Ben Whishaw sembra nato per incarnare John Keats, ma l'anima del film è Abbie Cornish. La Campion è sempre stata magistrale nel dirigere le sue attrici fino ad un livello di eccellenza. E dopo Hunter, Kidman e Winslet, non smentisce il proprio dono con la Cornish: radiosa, misurata e potente, alterna l'orgoglio, la spigolosità e la schiettezza salottiera delle prime scene ("Il mio cucire ha più merito ed ammiratori degli scarabocchi di entrambi.
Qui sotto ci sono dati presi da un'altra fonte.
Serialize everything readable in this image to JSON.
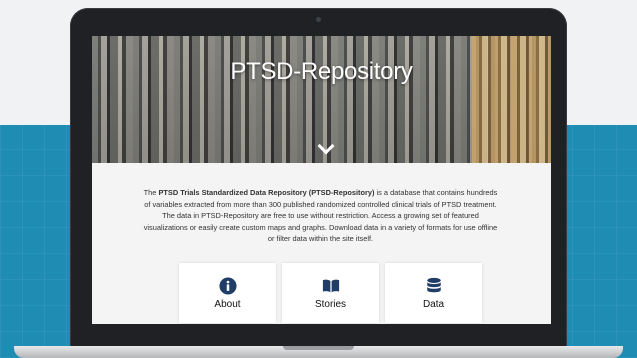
{
  "colors": {
    "accent_dark_blue": "#1f3d66",
    "background_teal": "#1f8cb4"
  },
  "hero": {
    "title": "PTSD-Repository",
    "scroll_icon": "chevron-down-icon"
  },
  "intro": {
    "lead": "The ",
    "bold_name": "PTSD Trials Standardized Data Repository (PTSD-Repository)",
    "body": " is a database that contains hundreds of variables extracted from more than 300 published randomized controlled clinical trials of PTSD treatment. The data in PTSD-Repository are free to use without restriction. Access a growing set of featured visualizations or easily create custom maps and graphs. Download data in a variety of formats for use offline or filter data within the site itself."
  },
  "cards": [
    {
      "label": "About",
      "icon": "info-icon"
    },
    {
      "label": "Stories",
      "icon": "book-icon"
    },
    {
      "label": "Data",
      "icon": "database-icon"
    }
  ]
}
Ed io posso ricavarci denaro", sentenzia verso Brown e Keats) ai fremiti dell'amore in tutte le sue fasi, tra dolcezza, paura, estasi ed abbandono. Fino all'epilogo, indimenticabile, senza dubbio tra i finali più belli dell'anno (e bello quanto la corsa di Nicole/Isabel Archer nel finale di Ritratto di Signora): la reazione di Fanny alla notizia della morte di Keats è una scena di devastante intensità (e rigore registico da manuale) e la Cornish avrebbe meritato l'Oscar solo per questo momento. L' immagine della carrozza funebre in una Piazza di Spagna mai così deserta è raggelante. Ed è magnifico l'ultimo primo piano su Fanny che cammina nel bosco vestita di nero e recita tra le lacrime i versi del suo amato.


"Ristorati ed imperlati dal piacere", applaudiamo in silenzio.